«NON CI SARÀ più un Papa dopo questo, lui è l’ultimo. Non dimenticatevi ciò che vi sto dicendo!». Così su Facebook scriveva Samet Imishti, il kosovaro arrestato a Hani I Helez (villaggio al confine con la Macedonia) con l’accusa di apologia del terrorismo e istigazione all’odio razziale. Questa è solo una delle frasi minacciose rivolte al Santo padre dall’uomo arrestato al termine di un’operazione condotta dalla Digos della questura di Brescia in collaborazione con personale della Direzione centrale della polizia di prevenzione unitamente ai reparti speciali della direzione nazionale antiterrorismo della polizia kosovara. Samet Imishti ha inneggiato alla jihad fino a pochi giorni fa e su Facebook ha pure postato la foto del figlio di dieci anni armato di kalashnikov. La didascalia? «Sarà il futuro Califfo». All’indomani degli attentati che hanno insanguinato Parigi il kosovaro aveva gioito: «Parigi a lutto, la torre senza luci, 158 morti, questo è solo l’inizio». Parole violente a cui faceva seguito un altro post altrettanto minaccioso. «Miscredenti, capirete che l’Islam non si combatte. Avete continuato a bombardare e questo è il risultato».
SONO quattro le persone coinvolte nell’inchiesta. Oltre a Samet Imishti, ci sono anche suo fratello Ismail e suo nipote Mergim. Il primo ha ricevuto un provvedimento di espulsione dal ministro degli Interni per terrorismo, per il secondo la richiesta di espulsione è arrivata dal questore di Brescia per gravi motivi di ordine pubblico. Padre e figlio sono domiciliati a Chiari, in provincia di Brescia, in un appartamento dove fino allo scorso aprile ha vissuto anche il parente arrestato che, come loro, faceva il muratore. È stata invece disposta la sorveglianza speciale per cinque anni per Arben Suma, macedone residente ad Arzignano (nel Vicentino) ritenuto il più estremista del gruppo.
L’indagine della procura di Brescia ha preso il via nel 2014 quando Samet Imishti si era iscritto su Facebook a un gruppo radicale pro Isis facendo propaganda tra i musulmani dei Balcani. Nel corso dell’operazione sono state recuperate in casa di Imishti anche due armi: un fucile di precisione russo e una pistola. «La la presenza di armi – ha sottolineato il dirigente della Digos, Giovanni De Stavola – dimostra che potevano entrare in azione».

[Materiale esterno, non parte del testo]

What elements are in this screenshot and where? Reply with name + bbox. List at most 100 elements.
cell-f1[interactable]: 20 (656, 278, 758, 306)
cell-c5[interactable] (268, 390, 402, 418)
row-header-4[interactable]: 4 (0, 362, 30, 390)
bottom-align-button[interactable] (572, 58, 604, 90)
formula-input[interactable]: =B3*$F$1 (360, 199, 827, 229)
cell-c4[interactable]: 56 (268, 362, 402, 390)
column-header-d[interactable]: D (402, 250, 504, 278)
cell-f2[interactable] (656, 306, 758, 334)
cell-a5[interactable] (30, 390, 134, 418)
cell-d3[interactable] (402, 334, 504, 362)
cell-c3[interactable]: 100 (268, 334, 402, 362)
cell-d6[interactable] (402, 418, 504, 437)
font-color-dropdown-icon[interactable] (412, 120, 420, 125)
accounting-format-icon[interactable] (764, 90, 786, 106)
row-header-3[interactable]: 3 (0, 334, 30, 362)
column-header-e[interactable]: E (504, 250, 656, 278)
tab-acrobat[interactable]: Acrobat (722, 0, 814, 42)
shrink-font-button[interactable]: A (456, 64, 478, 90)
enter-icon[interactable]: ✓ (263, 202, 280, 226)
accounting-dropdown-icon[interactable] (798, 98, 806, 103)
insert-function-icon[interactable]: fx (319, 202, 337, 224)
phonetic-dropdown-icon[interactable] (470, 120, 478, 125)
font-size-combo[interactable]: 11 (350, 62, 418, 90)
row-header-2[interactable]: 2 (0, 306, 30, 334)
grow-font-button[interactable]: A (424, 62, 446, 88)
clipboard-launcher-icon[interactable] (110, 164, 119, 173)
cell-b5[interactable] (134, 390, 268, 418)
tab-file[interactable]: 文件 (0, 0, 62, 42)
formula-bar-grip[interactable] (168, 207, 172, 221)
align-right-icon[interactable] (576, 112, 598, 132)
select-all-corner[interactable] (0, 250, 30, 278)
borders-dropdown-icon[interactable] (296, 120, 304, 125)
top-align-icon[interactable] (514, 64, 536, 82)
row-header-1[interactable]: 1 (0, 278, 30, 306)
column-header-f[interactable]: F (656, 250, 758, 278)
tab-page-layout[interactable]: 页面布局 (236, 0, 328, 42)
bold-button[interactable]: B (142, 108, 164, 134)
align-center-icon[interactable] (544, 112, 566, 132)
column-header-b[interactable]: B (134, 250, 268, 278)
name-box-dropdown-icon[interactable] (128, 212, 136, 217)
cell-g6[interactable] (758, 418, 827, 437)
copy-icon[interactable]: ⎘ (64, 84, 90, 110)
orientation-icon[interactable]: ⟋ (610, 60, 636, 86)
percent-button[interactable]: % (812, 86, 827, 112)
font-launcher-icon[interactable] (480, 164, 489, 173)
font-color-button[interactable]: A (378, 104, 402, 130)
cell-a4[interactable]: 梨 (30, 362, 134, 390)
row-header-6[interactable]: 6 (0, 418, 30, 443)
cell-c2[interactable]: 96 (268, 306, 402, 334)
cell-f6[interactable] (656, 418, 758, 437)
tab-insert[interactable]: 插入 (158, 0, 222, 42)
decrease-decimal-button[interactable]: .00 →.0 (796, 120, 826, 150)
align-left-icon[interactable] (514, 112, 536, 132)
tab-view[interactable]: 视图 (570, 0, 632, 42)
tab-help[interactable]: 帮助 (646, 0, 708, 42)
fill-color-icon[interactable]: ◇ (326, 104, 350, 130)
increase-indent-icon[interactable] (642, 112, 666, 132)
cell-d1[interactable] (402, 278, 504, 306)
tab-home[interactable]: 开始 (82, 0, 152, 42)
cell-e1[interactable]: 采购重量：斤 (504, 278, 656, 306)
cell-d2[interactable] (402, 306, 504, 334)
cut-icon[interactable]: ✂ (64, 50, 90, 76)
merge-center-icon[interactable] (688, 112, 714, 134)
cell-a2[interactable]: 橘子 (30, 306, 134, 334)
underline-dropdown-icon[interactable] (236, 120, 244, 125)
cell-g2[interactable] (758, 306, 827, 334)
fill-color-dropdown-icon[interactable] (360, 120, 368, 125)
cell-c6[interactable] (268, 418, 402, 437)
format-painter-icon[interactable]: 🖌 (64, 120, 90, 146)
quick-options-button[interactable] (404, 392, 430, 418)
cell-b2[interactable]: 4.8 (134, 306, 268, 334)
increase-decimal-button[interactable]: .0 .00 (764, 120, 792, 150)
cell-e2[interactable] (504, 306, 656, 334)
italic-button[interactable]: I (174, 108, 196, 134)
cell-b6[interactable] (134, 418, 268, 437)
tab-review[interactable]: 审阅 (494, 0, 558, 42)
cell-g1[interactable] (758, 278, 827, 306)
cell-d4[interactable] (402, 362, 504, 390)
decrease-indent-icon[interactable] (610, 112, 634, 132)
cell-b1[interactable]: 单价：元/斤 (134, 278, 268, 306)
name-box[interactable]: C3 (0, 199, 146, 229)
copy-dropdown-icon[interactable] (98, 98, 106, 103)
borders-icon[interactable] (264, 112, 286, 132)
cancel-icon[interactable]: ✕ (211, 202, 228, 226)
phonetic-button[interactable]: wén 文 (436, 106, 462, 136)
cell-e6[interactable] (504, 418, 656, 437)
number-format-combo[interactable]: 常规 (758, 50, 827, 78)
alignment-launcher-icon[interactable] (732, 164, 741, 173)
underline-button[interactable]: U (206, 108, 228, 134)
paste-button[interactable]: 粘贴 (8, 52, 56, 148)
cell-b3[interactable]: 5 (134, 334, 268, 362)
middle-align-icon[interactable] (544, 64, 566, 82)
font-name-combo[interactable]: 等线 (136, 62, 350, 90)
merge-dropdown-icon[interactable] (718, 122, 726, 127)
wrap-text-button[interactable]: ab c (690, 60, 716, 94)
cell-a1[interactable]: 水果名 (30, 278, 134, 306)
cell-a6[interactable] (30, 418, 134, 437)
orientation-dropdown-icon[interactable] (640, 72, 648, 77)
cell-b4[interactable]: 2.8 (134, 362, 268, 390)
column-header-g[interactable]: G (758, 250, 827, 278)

«Operazione importante: è la prima volta che le autorità di Italia e Kosovo, hanno collaborato anche nella fase dell’esecuzione dei provvedimenti», ha sottolineato il procuratore capo di Brescia Tommaso Buonanno. Le indagini non si sono esaurite con i provvedimenti delle scorse ore (ci sono state anche due perquisizioni a Perugia nei confronti di due macedoni). «Non sono inchieste che si fermano» ha spiegato il questore di Brescia, Carmine Esposito. Infatti, fonti di intelligence straniere hanno riferito che almeno 120 combattenti kosovari sono tornati dalla Siria, con seri pericoli per la sicurezza e il rischio di attentati in Kosovo e nel resto dei Balcani.
TRA I RIMPATRIATI vi sarebbero due figure di spicco della galassia terroristica kosovara: Lavdrim Muhaxheri e Aqif Axhami, per i quali esiste un mandato di cattura internazionale. Il nome del primo ricorre anche nelle carte dell’inchiesta di Brescia: secondo la Digos è «il principale riferimento dei combattenti proveniienti dal quadro balcanico» e i quattro kosovari fermati sarebbero stati in qualche modo in contatto con lui.